Really enjoyed the men's comp. Semi probably a bit too easy but made it pretty tense waiting too see whether Phillips made it in to the top six. Great achievement, when was the last time a British man got in to a world cup or champs final? Don't think i can remember it happening often.
Very good entertainment that combined final. What a mensch Jacob is!
Speed not such a spanner in the works as I imagined it would be. Over quickly, and essentially a consequential warm-up for the bouldering and lead, which work well back-to-back.
From the climber in me point of view itís daft and not that interesting (is parkour boulder problems either??)

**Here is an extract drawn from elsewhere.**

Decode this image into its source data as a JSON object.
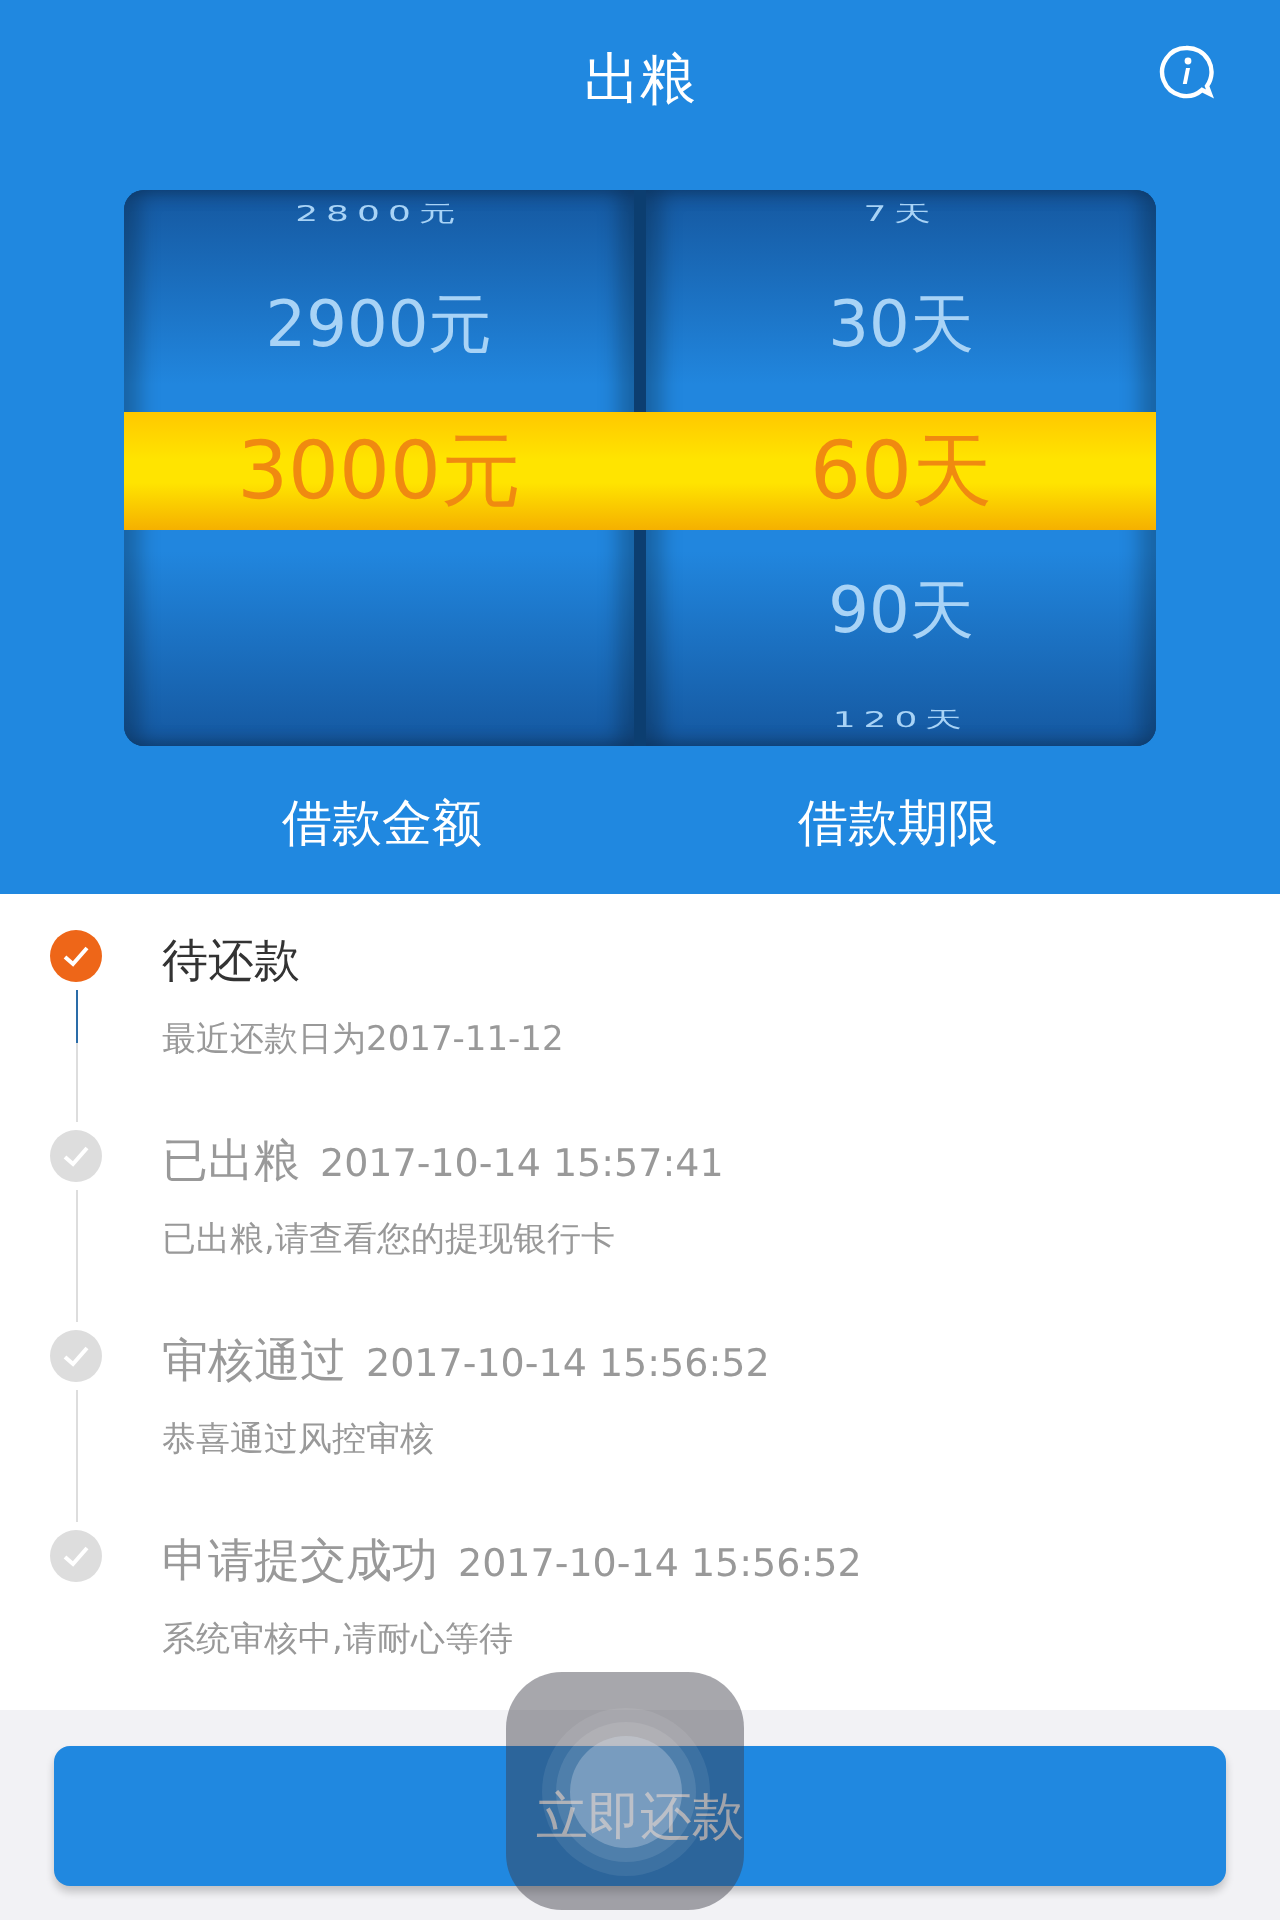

Haven't watched the men's yet but quite enjoyed the women's combined. Not sure why they couldn't just use the ranks for the individual events though? Will they have to do all three events on the same day in the olympics?I found the speed element a bit bollocks, what with the false starts. Not really sure why it has to be head to head rather than timing between leaving the pad and hitting the top. That way you would have a more accurate measure of climbing performance rather than timing the start perfectly. Maybe its just an attempt to add some entertainment in to an astonishingly boring event.
What you saw yesterday was a Combined Final, that is why you only saw head to head. In a full Combined comp you get 20 athletes racing the clock during Qualification, rather than each other, just like in a normal Speed WC.
How are the initial 20 selected Graeme? It would seem that there won't actually be any "speed" climbers getting through to the Olympics (if the selection process at Innsbruck is any indication)?
Despite there being a speed element, I really enjoyed the combined competition. Looked pretty brutal on the competitors though.
In 2020 the men's and women's finals will be on different days so the rest periods will be longer.